A survey conducted by YouGov, an international research company, has found that the majority of British people would launch a retaliatory nuclear attack. PM May has already expressed her opinion on whether the government would press the nuclear button, if need be.
The House of Commons recently debated Trident, Britain's nuclear deterrent, and the PM said she was "personally prepared to authorize a strike," which could kill 100,000 innocent men, women and children.
May's answer was an unequivocal "yes," arguing that the whole point of having a nuclear deterrent was displaying a willingness to use it. In this, she was contrasting herself to Labour leader Jeremy Corbyn, who has previously said that he would never launch a nuclear strike.
The public appear to back the PM, with 66 percent saying that Theresa May was right to say she would launch a strike, and only 19 percent thinking that she is wrong.
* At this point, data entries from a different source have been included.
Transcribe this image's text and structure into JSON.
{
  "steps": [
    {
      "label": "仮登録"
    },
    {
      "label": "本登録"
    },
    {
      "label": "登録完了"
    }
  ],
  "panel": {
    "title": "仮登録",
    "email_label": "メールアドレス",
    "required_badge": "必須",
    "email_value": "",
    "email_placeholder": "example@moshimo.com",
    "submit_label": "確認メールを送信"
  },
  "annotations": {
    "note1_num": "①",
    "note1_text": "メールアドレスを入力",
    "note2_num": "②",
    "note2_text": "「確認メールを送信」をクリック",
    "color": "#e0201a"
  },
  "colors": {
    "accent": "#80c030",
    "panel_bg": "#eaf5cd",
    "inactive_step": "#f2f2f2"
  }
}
This number is actually higher than the amount of people who support the UK having nuclear weapons, which is 52 percent.
This implies that there are many people who don't want Britain to have nukes, but agree with Theresa May's position that if you do have the weapons you have to be seen to be prepared to use them.
Likewise, should the UK come under a nuclear attack, 60 percent of people would support launching a nuclear retaliation, with 21 percent saying they would not support it.
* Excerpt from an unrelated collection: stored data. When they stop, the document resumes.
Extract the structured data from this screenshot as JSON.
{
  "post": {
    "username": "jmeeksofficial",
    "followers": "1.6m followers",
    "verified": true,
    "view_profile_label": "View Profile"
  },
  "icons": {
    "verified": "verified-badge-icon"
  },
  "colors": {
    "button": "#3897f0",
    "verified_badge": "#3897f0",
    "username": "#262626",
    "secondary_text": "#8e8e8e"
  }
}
Those surveyed were also asked, if they were Prime Minister, and had responsibility over nuclear weapons, would they launch a retaliatory attack? 59 percent said that they would and only 23 percent said that they would not.
The results come a week after 44 percent of people told YouGov they wanted to see Trident — Britain's nuclear missile system — replaced. That research also showed that the public preferred to trust the Conservatives over Labour with decisions around Britain's nuclear deterrence.
Recently, Corbyn suggested that if Labour were to win the up and coming general election, they would consider scrapping Trident.
"We will have a strategic defense review immediately which will include all aspects of defence. We would then look at the situation at that time," Corbyn said.
However, a Labour party spokesperson said that the party does support the renewal of Trident.
These results are conflicting in comparison with a poll conducted by Election Data in 2016, which showed how the majority of the British population was against nuclear weapons. 68 percent of Labour members said they oppose Trident and 18 percent said they were in favor.